This NZ Startup Is Herding Cows With Apps
Farmers are up against the wall when it comes to numbers. Cold early mornings mustering. Fuel burned on quads moving stock. Staff retention and burnout. Finally the looming specter of keeping as green a business as possible and protecting waterways. All of it is a number on a chart, a sunk cost, a calculation to be made. Hopefully the number is green at the end of the day when the milk and beef have been sent off for processing.
Halter is an agritech startup spun up in 2016 and based in Auckland by founder and CEO Craig Piggott. Piggott was working at Rocket Lab while his parents still worked the farm, and this put him in a unique position to view the farming life he’d grown up in from a different angle, and let him put his engineering skills to good use.
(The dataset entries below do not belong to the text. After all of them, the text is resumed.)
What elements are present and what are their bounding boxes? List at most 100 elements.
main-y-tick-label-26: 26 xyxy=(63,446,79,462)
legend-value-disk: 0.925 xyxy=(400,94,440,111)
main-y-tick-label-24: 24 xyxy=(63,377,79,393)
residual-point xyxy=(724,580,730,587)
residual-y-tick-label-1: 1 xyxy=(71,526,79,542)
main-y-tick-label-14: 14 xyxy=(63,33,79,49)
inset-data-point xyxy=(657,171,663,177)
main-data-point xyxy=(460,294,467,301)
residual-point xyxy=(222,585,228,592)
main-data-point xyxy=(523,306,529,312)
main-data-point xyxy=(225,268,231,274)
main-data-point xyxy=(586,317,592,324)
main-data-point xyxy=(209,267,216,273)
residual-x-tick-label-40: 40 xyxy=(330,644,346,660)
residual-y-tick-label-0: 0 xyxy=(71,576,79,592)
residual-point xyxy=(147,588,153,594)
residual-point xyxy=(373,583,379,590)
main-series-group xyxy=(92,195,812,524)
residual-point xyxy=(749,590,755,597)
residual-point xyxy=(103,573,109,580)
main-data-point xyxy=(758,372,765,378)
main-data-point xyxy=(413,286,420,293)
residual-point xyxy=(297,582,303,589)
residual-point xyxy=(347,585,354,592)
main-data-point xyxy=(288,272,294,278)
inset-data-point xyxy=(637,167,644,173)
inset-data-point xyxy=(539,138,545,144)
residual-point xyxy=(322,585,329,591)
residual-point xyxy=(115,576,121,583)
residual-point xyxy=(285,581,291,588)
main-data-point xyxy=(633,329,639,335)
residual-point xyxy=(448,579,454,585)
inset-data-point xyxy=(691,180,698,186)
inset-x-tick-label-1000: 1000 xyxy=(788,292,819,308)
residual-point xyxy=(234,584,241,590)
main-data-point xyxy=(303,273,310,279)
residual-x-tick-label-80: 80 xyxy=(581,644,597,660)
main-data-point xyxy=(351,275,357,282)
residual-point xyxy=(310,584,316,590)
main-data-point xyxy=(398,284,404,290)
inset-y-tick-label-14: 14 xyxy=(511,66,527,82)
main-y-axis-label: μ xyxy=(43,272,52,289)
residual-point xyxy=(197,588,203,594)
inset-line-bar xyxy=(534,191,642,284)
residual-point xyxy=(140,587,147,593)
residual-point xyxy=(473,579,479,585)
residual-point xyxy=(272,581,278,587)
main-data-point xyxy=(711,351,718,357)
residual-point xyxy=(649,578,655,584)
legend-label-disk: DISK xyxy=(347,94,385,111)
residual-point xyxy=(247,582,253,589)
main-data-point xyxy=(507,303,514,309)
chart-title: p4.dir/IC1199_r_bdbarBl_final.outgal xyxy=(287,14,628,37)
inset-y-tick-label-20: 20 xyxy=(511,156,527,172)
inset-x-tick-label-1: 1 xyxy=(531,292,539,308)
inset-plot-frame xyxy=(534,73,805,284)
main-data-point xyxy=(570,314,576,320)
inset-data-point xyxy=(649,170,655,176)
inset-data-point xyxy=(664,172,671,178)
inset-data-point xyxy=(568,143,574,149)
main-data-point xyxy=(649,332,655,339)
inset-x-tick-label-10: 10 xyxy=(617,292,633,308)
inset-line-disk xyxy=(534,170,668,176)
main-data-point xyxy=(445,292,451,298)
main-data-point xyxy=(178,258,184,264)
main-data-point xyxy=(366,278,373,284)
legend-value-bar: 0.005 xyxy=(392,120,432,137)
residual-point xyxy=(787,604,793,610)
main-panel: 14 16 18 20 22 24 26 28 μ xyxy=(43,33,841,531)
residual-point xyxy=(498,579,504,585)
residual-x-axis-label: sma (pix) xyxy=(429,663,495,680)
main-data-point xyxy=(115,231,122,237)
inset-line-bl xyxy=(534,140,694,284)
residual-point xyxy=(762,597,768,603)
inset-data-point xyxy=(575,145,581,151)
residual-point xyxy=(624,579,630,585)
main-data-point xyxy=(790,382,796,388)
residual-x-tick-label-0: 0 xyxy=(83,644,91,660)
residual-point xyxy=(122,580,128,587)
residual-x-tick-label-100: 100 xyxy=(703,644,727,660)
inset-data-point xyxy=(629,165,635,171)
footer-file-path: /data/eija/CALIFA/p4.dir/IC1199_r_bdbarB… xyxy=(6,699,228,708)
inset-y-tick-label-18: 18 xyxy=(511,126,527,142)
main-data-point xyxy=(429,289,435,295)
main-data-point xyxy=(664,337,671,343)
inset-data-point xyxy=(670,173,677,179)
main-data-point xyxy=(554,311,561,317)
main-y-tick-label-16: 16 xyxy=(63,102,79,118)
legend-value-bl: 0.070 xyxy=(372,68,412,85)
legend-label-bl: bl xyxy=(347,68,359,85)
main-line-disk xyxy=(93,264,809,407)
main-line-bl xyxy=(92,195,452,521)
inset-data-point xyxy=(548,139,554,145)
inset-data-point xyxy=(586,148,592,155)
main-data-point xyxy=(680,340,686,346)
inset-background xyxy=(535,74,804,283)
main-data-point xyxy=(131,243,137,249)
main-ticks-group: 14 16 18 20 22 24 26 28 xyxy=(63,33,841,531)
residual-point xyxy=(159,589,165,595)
The business primarily pivots on solar powered GPS collars worn by herds that can remotely guide and control the cows without the need for motorbikes, dogs, or fences to keep them in line. Farmers simply draw zones on their phones that they want the cows to stay within, and then leave them to it. Once cows reach the edge of their zone the collar will let them know with a sound, stepping up to a buzz, and then an electric pulse if they get stroppy. Adjustment period to train them takes a day or two.
It can even act as a bit of a Fitbit for cows, which means you can pinpoint any livestock out of a herd that needs special attention or vet care. The data can also be sent to Protrack systems, an automation farming solution that usually requires manual data entry for certain applications. Now farmers can get a bead on when a cow is in heat or possibly pregnant.
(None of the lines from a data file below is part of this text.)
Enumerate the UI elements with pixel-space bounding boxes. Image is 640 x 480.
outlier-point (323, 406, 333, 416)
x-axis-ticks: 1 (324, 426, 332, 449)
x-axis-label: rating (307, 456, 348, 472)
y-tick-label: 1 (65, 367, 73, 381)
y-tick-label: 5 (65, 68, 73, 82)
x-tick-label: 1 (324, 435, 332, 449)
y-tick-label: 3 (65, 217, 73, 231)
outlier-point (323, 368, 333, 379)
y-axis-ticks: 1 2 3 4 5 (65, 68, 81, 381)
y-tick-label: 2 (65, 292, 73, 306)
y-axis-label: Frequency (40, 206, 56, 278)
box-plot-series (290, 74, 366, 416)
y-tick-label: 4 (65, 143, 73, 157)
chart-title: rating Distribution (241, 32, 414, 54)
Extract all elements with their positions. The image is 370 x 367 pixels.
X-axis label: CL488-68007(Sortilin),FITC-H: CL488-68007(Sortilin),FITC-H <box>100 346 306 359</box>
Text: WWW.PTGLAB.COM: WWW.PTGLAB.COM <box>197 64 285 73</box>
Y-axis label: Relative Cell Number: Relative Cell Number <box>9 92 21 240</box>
Fenceless farming is a game changer that has already proven to lower expenditure on fuel and labour costs, as well as maximising grazing. It can even help protect waterways and increase soil carbon sequestration to reduce net emissions.
Northland hill-country farmer and former Beef and Lamb New Zealand Chair James Parsons owns a 600ha Angus stud farm and is one of Halter’s first beef customers. He says the system is a ‘game-changer’.
“Effortless rotational grazing on hill country beef farms is an untapped lever for achieving more sustainable and profitable production; Halter is a technology that can make best practice possible and bring hill country farming into a new era,” says Parsons.
“Within our first month, cows have been trained and are now on daily shifts. Uncollared calves are creep-grazing ahead of mum, which we anticipate will bring a significant jump in weaning weight. This was impossible to achieve even with expensive conventional fencing.”
Kiwi ingenuity didn’t end at number eight wire, in fact, Kiwi ingenuity might do away with wire entirely.